Edgar Cayce approaches the Revelation most closely to the traditional symbolic interpretation. But he saw beyond the symbolism of earthly matters, seeing the text filled with metaphors of mental and spiritual matters. In fact, Cayce teaches that the whole Bible is more than a historic record of humanity’s physical journey with God and with one another; it is also an allegory of metaphysical activities and influences. And as an allegory it contains hidden teachings, insights, lessons, and instructions concerning the origin, growth, and destiny of our nonphysical souls. And it is both a microcosmic view in which the story is very personal to each individual soul, and a macrocosmic view in which all souls are involved as a soul group.

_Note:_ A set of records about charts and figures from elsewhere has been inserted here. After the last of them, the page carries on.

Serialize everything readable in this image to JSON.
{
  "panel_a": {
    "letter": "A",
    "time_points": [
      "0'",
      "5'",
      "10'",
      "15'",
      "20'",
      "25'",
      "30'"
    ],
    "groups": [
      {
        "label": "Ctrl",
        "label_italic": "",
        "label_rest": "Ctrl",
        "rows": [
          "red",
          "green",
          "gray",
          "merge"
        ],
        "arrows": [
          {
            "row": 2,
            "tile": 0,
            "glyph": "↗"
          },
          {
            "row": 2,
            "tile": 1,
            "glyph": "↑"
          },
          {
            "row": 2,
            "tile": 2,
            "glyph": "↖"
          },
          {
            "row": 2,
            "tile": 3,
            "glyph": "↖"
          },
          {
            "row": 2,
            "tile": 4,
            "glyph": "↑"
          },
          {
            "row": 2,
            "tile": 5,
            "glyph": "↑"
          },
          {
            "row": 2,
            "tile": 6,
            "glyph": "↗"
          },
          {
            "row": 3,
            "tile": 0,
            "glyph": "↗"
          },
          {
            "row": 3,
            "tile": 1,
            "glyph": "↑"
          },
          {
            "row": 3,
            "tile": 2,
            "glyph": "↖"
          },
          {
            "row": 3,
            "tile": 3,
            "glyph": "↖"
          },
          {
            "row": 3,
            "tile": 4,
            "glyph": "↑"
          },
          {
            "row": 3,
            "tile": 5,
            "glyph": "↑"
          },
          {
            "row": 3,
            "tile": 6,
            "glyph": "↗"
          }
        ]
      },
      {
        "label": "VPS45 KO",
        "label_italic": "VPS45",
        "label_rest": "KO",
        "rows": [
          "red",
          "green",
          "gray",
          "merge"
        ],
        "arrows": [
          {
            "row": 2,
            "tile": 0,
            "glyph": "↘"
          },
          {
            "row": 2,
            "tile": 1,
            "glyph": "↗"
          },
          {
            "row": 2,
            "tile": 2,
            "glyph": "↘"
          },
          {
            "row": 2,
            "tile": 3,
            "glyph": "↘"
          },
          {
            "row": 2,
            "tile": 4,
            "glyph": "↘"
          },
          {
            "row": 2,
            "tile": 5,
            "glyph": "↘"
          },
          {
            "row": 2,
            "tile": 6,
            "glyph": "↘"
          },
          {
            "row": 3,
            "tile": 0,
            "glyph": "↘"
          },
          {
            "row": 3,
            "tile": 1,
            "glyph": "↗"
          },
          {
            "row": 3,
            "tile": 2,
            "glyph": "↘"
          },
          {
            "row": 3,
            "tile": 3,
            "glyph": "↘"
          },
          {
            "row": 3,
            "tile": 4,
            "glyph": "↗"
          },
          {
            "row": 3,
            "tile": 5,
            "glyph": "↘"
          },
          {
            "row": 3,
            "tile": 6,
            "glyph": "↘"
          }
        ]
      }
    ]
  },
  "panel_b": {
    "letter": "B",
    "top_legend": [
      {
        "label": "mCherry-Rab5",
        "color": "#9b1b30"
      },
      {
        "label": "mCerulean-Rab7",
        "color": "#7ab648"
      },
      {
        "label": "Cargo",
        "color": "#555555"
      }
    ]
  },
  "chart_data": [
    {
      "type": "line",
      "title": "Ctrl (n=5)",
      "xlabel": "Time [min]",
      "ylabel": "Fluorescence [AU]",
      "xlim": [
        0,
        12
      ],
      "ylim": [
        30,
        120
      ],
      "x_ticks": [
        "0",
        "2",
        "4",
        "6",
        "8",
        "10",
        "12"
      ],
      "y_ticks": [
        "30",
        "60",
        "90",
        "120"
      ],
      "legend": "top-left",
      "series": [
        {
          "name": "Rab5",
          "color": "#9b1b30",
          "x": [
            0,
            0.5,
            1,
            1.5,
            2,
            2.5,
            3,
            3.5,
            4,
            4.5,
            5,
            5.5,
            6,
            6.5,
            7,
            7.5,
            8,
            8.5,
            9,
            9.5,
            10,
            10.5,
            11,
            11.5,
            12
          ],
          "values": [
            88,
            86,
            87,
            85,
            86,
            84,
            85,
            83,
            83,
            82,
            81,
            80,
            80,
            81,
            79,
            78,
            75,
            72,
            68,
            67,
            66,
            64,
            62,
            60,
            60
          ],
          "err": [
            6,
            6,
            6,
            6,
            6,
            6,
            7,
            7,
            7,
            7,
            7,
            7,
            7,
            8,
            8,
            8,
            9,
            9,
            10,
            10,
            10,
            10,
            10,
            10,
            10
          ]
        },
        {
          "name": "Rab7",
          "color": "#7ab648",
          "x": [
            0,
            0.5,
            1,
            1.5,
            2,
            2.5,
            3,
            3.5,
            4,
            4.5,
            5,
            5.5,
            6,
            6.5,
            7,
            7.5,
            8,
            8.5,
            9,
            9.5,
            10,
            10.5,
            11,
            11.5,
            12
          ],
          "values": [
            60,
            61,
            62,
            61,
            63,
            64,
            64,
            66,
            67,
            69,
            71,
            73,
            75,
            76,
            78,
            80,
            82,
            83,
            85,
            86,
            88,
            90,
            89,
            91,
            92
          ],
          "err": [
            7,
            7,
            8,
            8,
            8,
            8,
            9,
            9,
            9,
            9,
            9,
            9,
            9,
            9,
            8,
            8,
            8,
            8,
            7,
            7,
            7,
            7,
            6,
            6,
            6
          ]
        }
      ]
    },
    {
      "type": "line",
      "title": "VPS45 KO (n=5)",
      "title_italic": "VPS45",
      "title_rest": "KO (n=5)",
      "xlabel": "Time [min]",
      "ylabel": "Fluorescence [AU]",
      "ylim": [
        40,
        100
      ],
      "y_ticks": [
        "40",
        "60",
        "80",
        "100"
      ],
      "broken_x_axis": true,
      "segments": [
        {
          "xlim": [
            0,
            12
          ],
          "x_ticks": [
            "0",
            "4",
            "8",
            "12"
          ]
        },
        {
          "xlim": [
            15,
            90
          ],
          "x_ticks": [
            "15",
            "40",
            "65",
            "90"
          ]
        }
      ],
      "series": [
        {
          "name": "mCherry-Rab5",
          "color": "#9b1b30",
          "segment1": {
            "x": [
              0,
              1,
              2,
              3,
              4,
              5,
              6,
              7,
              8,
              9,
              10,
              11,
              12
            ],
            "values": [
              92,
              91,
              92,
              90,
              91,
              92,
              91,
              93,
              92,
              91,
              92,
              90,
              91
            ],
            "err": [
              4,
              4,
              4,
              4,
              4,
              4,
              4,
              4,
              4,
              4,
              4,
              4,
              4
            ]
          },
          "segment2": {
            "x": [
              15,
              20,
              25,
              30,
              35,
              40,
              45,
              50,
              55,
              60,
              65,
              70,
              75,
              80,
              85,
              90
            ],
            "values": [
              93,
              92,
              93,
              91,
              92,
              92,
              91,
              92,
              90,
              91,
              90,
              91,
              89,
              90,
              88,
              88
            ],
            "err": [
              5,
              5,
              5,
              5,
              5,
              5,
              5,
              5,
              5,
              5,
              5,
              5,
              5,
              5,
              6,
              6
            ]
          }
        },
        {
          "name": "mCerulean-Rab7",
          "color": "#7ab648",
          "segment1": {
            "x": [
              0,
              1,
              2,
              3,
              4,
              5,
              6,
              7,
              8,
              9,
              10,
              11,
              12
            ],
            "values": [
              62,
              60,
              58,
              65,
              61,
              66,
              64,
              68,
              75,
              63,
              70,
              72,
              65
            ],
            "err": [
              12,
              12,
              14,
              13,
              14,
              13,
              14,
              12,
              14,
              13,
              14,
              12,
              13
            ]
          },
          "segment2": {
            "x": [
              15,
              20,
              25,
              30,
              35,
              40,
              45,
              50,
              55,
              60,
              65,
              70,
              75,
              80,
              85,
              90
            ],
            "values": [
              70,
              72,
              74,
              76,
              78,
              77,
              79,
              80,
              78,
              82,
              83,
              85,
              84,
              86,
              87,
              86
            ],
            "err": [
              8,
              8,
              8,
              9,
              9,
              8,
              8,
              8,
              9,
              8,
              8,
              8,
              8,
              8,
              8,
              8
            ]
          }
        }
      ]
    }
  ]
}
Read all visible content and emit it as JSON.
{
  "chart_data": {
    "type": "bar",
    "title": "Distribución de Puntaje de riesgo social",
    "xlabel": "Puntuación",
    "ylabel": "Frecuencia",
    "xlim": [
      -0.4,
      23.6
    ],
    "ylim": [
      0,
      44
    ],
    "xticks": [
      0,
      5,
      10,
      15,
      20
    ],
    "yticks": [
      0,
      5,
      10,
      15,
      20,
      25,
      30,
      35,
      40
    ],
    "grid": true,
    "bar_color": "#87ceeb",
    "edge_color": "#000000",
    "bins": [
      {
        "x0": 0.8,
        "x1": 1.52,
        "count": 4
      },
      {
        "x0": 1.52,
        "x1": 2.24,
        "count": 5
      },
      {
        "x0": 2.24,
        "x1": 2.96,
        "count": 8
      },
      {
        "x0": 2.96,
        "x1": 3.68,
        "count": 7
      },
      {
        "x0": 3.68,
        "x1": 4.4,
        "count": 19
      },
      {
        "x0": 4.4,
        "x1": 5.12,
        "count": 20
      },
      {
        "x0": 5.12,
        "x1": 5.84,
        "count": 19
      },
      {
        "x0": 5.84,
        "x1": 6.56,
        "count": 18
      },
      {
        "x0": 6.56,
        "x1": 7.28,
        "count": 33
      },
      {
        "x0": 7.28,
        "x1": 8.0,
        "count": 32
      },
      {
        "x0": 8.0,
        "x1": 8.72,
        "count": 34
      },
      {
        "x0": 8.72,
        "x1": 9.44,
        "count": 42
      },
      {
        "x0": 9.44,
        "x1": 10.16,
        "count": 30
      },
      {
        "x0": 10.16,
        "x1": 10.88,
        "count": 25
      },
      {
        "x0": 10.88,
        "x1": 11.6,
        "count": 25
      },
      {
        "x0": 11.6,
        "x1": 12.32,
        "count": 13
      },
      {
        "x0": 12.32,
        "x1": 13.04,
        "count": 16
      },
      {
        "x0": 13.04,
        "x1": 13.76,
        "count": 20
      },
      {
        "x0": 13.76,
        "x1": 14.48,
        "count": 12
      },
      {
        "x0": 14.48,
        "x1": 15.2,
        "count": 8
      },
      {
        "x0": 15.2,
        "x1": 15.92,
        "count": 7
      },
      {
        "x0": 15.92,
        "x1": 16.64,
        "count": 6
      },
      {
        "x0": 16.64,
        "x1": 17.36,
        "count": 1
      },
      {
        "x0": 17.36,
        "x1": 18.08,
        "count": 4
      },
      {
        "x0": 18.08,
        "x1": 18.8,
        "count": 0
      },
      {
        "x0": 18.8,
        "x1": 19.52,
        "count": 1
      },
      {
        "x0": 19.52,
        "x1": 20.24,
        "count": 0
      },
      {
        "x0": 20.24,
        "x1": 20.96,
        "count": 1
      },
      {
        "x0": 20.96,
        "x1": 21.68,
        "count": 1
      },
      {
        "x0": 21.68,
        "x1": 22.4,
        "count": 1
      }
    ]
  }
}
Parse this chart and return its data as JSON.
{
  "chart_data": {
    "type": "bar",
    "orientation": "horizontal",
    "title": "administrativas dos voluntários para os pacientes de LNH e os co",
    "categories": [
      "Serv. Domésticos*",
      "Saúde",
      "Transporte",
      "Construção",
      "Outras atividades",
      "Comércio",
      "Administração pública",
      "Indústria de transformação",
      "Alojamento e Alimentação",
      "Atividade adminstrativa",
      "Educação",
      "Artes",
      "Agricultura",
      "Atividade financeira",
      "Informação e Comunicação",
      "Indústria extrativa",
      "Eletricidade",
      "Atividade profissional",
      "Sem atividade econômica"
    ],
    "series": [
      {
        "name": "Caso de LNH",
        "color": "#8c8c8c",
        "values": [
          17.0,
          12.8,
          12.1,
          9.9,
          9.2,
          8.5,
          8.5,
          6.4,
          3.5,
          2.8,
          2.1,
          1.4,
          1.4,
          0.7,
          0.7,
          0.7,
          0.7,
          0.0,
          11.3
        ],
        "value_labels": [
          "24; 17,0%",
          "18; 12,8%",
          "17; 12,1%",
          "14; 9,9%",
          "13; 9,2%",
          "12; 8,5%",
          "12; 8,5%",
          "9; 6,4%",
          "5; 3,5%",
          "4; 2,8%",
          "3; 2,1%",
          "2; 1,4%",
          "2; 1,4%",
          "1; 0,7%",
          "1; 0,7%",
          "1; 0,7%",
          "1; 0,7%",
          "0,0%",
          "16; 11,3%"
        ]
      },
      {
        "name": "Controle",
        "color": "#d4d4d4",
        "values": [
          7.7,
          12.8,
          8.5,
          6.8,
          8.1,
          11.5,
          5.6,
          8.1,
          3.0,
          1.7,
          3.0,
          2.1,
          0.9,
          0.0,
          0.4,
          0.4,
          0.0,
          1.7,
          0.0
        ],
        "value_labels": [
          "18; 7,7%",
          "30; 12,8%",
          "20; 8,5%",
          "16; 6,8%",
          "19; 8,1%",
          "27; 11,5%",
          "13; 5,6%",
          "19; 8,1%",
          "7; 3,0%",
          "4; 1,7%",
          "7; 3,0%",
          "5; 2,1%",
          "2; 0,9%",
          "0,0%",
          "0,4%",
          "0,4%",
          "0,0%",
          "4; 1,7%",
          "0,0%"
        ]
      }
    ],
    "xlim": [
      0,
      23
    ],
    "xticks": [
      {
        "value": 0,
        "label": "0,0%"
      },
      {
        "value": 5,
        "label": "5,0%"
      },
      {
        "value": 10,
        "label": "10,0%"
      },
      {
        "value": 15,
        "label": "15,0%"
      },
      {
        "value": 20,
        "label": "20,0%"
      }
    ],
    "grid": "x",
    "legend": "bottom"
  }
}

For example, he taught that the biblical Adam did not only represent an individual soul but an entire soul group. (EC 900-227) And that our souls were among that group, a group called in the Book of Job the “Morning Stars.” Here’s that text: “Then the Lord answered Job out of the whirlwind, saying, "Where were you when I laid the foundations of the Earth? Tell me, if you have understanding. Who laid the cornerstone, when the morning stars sang together, and all the sons of God shouted for joy?’” (Job 38:1-7)
Our souls were alive long before this incarnation and will live long after it. According to Cayce, the Bible tells the story of our souls’ journey (individually and as a group) from our creation in the image of God, through the fall from grace and the loss of the Garden, up through the struggles to regain that glory that was ours “before the world was.” (EC 1158-9 and John 17:5) The Revelation, according to Cayce, is a very special part of the great biblical story and should be studied as a kind of roadmap for the final spiritualization of our bodies and minds to fully reach our intended purpose for existence: eternal companionship with our Creator.
The psalmist wrote: “I say, 'You are gods, sons of the Most High, all of you.’” (Ps. 82:7) And even Jesus addressed this: “Is it not written in your law, "I said, you are gods’? If he called them gods to whom the word of God came (and scripture cannot be broken), do you say of him whom the Father consecrated and sent into the world, "You are blaspheming,’ because I said, "I am the Son of God’?”